Just a quick note:  Remember, we won’t update every open position every week.  I try to focus on the positions that have some significant news or price movement.

  AAN November 2009 $40 CALLS (AANKH)
This is a new trade that just went out last Friday.  Everyone had an opportunity to buy at a great price.  See the trade alert for more details.  Resistance is $37 and $42. Support is at $28 and $26.25.

  MRO October 2009 $35 CALLS (MROJG)
The summer driving season is just getting underway.  Increased demand is already taking a toll on crude oil inventories.  Last week they fell by 4.4 million barrels.  I expect this trend to continue throughout the summer.  Our October calls should give us plenty of opportunities to profit as oil prices head higher over the summer.  Hold on for the next move higher.  Resistance is $35 and $40.  Support is at $26 and $25.25.

  INTC October 2009 $16 CALLS (NQJQ)
Intel got some good news this week.  Microsoft announced the release date for their new operating system, Windows 7, will be October 22, 2009.  This could be the catalyst getting consumers to purchase a new computer.  As usual, these new computers will be powered by Intel chips.  I expect to see interest in Intel’s shares prior to the release date.  Resistance is $16.80 and $19.  Support is at $14 and $12.75.

Parting Shots…


The word de-tarp has always been a good thing in my mind.  Just hearing those words remind me of numerous good times.

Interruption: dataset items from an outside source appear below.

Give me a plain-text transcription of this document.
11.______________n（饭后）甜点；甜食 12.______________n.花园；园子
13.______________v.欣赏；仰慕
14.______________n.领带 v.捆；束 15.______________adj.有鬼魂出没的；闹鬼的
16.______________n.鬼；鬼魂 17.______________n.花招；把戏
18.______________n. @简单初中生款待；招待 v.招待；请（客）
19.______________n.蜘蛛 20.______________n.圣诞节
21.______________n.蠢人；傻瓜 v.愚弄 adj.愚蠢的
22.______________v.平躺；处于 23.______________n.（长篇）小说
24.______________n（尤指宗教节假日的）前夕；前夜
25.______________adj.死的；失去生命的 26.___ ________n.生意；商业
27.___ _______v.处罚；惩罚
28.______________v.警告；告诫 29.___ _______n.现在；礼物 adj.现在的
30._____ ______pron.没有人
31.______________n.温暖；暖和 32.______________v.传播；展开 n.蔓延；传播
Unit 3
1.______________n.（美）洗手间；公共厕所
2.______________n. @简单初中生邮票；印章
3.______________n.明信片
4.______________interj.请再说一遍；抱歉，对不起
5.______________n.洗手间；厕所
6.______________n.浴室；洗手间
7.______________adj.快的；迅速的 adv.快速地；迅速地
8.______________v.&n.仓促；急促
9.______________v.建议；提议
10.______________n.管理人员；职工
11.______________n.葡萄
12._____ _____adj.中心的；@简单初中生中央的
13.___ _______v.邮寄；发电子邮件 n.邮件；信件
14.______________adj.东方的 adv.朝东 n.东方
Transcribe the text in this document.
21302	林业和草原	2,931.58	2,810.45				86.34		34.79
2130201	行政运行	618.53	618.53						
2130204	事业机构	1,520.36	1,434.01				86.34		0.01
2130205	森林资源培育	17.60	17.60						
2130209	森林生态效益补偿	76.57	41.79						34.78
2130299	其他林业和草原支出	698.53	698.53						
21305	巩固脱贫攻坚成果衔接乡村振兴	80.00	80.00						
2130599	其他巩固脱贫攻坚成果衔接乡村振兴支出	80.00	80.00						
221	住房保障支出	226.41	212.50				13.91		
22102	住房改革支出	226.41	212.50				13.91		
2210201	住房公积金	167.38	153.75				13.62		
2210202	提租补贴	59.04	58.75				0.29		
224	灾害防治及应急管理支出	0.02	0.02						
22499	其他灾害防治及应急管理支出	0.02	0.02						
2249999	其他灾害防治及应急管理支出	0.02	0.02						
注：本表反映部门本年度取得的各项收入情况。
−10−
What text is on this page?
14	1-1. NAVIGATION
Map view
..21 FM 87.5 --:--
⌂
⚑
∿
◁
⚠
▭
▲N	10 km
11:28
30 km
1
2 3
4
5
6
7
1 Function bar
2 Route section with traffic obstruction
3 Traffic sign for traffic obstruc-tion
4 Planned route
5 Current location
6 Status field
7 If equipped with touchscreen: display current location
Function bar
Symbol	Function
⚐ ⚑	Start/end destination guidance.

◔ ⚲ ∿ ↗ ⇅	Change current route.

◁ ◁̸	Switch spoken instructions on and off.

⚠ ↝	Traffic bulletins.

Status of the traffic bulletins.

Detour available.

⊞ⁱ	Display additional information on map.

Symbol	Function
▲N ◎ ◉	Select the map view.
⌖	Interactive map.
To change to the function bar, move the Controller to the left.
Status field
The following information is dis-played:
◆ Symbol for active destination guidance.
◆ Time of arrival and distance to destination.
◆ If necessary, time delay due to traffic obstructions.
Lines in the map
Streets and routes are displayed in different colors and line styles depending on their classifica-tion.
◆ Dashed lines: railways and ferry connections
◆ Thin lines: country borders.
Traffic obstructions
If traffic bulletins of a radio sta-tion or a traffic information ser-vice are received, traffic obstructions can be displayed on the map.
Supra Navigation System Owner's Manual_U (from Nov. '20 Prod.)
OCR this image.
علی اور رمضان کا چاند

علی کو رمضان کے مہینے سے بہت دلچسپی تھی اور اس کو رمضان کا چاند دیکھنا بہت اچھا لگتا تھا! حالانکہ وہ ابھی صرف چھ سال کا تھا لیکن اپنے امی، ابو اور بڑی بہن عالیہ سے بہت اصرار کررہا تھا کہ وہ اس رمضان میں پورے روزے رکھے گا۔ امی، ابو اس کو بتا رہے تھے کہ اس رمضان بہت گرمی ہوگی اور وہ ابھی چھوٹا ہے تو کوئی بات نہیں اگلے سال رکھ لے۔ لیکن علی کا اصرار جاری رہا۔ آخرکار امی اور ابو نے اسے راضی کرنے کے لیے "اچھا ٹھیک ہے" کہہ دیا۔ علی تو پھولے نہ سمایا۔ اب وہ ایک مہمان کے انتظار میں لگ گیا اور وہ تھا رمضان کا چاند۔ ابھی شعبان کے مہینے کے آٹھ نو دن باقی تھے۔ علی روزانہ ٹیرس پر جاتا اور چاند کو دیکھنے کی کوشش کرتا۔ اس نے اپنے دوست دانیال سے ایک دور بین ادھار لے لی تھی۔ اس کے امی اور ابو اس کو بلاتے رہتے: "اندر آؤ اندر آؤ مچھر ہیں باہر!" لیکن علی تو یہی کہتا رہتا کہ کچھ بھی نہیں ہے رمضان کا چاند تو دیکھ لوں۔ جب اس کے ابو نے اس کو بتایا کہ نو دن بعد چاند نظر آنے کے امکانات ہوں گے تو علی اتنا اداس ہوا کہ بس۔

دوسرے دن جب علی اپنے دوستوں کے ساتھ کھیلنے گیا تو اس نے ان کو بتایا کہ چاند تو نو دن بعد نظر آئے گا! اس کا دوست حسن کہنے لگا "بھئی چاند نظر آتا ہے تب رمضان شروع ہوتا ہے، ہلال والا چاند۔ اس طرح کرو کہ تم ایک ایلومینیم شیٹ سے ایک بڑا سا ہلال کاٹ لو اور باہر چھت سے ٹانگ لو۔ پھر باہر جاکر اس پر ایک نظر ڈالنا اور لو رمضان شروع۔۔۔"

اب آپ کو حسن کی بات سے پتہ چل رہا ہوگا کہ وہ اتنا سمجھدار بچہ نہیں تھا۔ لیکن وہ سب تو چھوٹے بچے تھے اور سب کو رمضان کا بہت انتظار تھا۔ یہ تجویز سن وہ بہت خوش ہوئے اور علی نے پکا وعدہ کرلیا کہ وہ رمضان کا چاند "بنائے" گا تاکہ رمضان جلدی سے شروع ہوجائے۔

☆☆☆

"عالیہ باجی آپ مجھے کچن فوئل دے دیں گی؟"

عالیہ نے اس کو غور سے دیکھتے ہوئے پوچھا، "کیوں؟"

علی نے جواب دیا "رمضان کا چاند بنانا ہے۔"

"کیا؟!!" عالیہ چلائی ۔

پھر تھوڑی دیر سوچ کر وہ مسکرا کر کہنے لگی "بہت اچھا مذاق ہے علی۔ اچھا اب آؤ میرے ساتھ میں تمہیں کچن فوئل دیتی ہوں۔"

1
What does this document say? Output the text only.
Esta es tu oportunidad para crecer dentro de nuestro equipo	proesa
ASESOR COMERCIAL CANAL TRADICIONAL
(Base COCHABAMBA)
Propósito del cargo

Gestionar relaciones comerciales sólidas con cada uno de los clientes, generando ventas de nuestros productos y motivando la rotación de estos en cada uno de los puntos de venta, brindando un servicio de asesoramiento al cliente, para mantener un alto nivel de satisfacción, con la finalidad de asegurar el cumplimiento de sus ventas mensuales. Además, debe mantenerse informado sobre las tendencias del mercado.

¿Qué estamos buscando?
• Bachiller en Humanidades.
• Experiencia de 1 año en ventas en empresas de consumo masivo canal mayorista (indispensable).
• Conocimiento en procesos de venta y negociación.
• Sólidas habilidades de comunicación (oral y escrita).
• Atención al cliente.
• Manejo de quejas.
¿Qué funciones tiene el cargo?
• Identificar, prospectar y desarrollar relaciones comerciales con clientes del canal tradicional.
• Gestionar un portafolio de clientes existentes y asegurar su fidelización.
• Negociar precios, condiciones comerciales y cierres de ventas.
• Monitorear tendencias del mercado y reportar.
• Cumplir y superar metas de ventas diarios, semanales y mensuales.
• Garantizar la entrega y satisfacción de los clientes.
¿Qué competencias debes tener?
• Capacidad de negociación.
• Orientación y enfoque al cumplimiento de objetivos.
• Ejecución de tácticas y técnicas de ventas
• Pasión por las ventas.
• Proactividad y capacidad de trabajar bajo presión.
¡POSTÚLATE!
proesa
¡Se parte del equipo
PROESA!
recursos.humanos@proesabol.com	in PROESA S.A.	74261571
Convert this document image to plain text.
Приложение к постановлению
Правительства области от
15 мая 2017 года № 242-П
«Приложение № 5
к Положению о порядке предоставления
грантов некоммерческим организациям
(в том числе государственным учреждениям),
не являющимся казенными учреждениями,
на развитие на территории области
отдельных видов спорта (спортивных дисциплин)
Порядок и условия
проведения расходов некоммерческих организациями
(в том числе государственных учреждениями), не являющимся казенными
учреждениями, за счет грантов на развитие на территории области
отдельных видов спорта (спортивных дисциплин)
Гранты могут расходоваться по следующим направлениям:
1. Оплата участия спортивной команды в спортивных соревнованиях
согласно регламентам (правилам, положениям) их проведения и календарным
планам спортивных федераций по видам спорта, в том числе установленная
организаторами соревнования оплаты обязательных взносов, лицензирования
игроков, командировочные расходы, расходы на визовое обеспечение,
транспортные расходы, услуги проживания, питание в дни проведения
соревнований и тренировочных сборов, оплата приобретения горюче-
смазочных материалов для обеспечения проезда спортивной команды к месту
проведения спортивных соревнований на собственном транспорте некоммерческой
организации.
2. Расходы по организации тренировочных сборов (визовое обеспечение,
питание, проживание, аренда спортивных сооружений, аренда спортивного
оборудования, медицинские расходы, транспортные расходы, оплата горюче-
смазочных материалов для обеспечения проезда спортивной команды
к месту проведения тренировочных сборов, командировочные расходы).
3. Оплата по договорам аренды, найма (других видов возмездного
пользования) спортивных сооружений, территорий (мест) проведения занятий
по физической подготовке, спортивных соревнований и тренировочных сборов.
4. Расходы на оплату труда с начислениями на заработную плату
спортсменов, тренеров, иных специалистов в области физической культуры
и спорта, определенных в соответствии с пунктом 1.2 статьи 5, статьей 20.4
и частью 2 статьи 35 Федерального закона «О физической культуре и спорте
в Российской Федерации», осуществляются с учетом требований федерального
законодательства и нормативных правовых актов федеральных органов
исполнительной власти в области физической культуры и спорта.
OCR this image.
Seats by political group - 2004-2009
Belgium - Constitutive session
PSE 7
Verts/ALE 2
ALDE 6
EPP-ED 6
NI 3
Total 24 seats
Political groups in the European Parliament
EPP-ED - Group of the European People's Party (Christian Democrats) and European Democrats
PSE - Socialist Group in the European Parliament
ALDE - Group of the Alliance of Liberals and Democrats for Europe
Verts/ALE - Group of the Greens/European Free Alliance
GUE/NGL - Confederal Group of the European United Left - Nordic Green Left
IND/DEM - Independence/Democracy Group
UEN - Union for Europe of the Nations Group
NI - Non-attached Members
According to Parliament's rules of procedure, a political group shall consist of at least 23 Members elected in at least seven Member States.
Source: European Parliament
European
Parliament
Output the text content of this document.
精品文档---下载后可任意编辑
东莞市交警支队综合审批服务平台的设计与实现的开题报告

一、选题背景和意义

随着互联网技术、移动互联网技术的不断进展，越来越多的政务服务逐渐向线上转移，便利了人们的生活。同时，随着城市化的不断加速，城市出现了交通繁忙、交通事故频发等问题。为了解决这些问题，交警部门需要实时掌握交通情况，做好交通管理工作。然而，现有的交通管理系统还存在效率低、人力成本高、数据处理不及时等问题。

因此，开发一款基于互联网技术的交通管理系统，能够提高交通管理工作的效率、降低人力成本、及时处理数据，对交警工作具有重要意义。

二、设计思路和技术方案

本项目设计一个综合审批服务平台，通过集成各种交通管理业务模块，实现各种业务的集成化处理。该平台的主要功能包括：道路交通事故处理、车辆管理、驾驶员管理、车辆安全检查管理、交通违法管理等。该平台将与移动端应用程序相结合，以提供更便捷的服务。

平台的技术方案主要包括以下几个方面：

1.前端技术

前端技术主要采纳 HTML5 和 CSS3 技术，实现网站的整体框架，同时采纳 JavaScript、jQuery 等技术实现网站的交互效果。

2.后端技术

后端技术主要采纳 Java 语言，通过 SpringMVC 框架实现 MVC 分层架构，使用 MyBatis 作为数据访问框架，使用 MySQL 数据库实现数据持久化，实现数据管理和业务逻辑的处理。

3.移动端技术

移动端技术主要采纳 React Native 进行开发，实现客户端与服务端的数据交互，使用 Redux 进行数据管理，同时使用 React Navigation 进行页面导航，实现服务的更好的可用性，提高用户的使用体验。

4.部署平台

You see, de-tarp meant only one thing.  We were about to take the family boat out to the lake.  Part of taking care of the boat meant covering the boat with a tarp after every trip and removing it before the next one.  So we coined the term ‘de-tarping’ to describe the process.

But the financial meltdown of 2008 and the ensuing government bailout has changed the meaning forever.  This term now carries a distasteful connotation, which bothers me to no end.  (There’s nothing worse than having a government acronym infringe upon pleasant memories.)

This week, the first banks received the ‘ok’ to de-TARP their companies.  Ten banks will begin redeeming $68 billion worth of preferred equity the government currently owns.

These funds were rushed out just a few months ago under dire circumstances.  Have all of these risks faded away so quickly?  Surely not.  The question begging to be asked is, “Why the rush?”

One word, GREED.

The intent of TARP was twofold:  Ensure banks have sufficient capital to stay solvent and to continue to lend.  They don’t need these funds right now.  But should things take a turn for the worse, you can bet they’ll be back to ask for another bailout.

In the meantime, it’s getting in the way of executive bonuses.  They’ve essentially been capped as long as they hold TARP funds.

They’ll repay TARP now.  Big brother will be off their back.  Then they’re free to pay themselves fat bonuses.

Let’s not forget to mention, they can resume the risky and very lucrative behavior that got us into this mess in the first place.  If things go wrong, they can always go back for another bailout.  The US government’s already said they’re not going to let these companies fail.

In my opinion, letting these companies pay the TARP back too quickly is a mistake.  We could be entering a dangerous phase where ‘TARPing’ and ‘de-TARPing’ of financial institutions is commonplace.